It’s the Friday before a long weekend, so it’s all Quick Turns into the weekend. See you Tuesday.
CNN has a new piece on 2024 price hikes. I give them credit for working with 46Brooklyn and quoting Antonio Ciaccia. But it’s a 1,300-word story about drug prices that doesn’t mention PBMs. That should give you a hint as to whether it’s worth clicking the link.
I’m not sure that anything about this Axios story about how states are looking real hard at their obesity-drug spend is new, but it does pull everything together with a neat little bow. The most interesting piece to me, actually, is the graph at the top of the article, which is a reheated version of six-month-old numbers pulled together from KFF, which — in turn — is based on figures from 2022. (All of which is pulled from this raw data source, and all of which doesn’t account for rebates.) That’s not a policy comment, just media criticism.
Speaking of pieces that don’t break ground but tie things together neatly, this KFF Health News article on the out-of-pocket cap (and a review of the IRA’s impact on patients more generally) is pretty good. But it’s also a reminder that David Mitchell/Patients for Affordable Drugs has a stranglehold on how patient experiences are shared with the media.
I have no idea if the lawsuit accusing drugmakers of underpaying a 340B hospital is legit, but I’d be remiss in not passing along the kicker to the STAT piece on the suit. The quote in question is (again) from Antonio Ciaccia: “[C]onsidering the massive expansion of the 340B program and the subsequent growth of the spreads harvested by covered entities from that expansion, the claims of financial harm and ruin from hospitals would appear to be more theatrical in nature than grounded in reality.”
I know that I passed along the link to the final brief filed by HHS in the Chamber IRA suit yesterday, but I missed that it has a callout to the decision in the PhRMA case on page 10 (Bloomberg Law alerted me.) My assumption is that this is just a little twist of the knife on HHS’ part — I don’t think that the government is making analogous arguments in the two cases — but the victory lap is worth noting.
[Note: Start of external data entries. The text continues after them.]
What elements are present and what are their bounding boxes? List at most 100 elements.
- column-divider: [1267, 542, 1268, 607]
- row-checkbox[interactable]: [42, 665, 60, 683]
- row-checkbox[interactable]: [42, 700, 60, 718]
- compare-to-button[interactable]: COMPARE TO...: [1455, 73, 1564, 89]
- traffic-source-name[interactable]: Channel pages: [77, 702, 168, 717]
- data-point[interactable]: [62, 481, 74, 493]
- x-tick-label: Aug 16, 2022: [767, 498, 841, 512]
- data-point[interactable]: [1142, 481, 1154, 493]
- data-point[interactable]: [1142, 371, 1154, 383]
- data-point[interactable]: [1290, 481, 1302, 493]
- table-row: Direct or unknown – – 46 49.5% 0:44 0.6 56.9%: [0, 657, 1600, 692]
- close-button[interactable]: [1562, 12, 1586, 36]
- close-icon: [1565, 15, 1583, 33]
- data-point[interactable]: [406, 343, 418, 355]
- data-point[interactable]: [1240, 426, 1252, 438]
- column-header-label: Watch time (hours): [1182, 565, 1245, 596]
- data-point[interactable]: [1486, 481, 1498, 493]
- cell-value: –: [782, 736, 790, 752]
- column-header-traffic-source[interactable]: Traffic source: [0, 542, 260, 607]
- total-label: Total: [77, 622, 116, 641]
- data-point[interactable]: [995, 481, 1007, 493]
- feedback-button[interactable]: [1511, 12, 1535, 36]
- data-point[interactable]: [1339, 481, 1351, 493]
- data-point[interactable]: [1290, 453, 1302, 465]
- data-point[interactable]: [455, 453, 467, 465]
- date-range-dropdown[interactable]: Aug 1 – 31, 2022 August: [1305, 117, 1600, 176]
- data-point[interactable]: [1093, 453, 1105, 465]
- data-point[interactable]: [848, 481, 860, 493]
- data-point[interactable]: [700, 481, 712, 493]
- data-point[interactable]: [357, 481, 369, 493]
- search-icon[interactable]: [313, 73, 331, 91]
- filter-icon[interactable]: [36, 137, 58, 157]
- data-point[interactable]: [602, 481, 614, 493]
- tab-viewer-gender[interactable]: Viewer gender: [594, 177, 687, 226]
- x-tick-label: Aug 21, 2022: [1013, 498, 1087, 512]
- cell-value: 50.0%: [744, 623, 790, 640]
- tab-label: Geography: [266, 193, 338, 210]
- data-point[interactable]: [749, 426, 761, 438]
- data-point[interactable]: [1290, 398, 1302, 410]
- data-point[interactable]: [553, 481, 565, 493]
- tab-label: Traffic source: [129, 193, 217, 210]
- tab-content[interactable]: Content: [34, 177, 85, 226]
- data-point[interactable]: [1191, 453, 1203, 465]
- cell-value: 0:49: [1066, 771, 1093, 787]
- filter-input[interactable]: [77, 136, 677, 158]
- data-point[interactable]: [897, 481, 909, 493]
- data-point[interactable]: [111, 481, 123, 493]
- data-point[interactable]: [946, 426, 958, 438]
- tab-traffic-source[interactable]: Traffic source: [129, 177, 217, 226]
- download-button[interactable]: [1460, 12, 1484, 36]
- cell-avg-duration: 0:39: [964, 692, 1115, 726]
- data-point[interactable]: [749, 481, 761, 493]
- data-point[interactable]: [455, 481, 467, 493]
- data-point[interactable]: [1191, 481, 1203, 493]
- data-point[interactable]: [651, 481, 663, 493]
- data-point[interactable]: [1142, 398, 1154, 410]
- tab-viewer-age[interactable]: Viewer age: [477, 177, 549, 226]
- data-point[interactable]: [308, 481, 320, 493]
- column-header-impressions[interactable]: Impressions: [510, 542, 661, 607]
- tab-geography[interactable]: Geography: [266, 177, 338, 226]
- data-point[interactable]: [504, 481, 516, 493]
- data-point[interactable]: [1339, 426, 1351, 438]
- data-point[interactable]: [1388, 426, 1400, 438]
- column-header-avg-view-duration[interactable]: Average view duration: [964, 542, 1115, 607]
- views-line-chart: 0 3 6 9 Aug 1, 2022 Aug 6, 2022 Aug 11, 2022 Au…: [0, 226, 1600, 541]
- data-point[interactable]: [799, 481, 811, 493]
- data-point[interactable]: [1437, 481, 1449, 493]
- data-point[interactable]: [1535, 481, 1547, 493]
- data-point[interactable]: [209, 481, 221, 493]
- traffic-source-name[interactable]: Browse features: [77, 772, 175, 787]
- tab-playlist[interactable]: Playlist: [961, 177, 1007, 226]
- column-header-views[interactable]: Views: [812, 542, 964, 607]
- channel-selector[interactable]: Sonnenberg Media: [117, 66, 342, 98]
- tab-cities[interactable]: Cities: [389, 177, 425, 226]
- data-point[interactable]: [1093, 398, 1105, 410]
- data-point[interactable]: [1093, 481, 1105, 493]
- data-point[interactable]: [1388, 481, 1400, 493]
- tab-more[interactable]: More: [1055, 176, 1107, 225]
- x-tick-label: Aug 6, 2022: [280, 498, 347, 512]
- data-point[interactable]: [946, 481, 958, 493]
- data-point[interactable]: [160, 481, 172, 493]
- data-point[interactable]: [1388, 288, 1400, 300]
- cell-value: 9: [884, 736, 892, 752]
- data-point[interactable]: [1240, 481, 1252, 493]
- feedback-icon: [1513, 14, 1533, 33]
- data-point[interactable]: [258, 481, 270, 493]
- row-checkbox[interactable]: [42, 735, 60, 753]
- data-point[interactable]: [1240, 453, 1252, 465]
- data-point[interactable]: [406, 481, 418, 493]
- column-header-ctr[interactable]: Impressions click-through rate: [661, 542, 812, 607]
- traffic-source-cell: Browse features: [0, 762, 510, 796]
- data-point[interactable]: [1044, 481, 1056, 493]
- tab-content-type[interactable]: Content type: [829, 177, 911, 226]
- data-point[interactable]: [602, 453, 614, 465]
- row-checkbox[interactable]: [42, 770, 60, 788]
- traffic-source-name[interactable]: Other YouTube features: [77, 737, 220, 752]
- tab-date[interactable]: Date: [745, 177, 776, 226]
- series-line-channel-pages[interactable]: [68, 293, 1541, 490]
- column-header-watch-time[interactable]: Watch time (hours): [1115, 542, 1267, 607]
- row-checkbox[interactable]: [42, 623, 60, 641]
The latest in the effort to strip Orange Book patents is a letter from Sen. Elizabeth Warren and Rep. Pramila Jayapal to the FDA asking the agency to crack down on Orange Book listings. USA Today has the scoop. Not a lot of context in that story … or any reaction from industry. I’m curious if all of this hand-waving is having any effect (or what the effect is supposed to be). Otherwise, it feels like the equivalent of trying to make fetch happen.
No one really covered the latest in HHS’ effort to implement the smoothing provision of the IRA (officially: “Medicare Prescription Payment Plan”), which allows for medication costs to be spread out through the year, rather than bunched up at the beginning as deductibles are satisfied. HHS dropped new guidance that appears to focus on how plans should be promoting the idea, and I’m really curious to see whether this is a concept that will ever be simplified enough to see widespread adoption.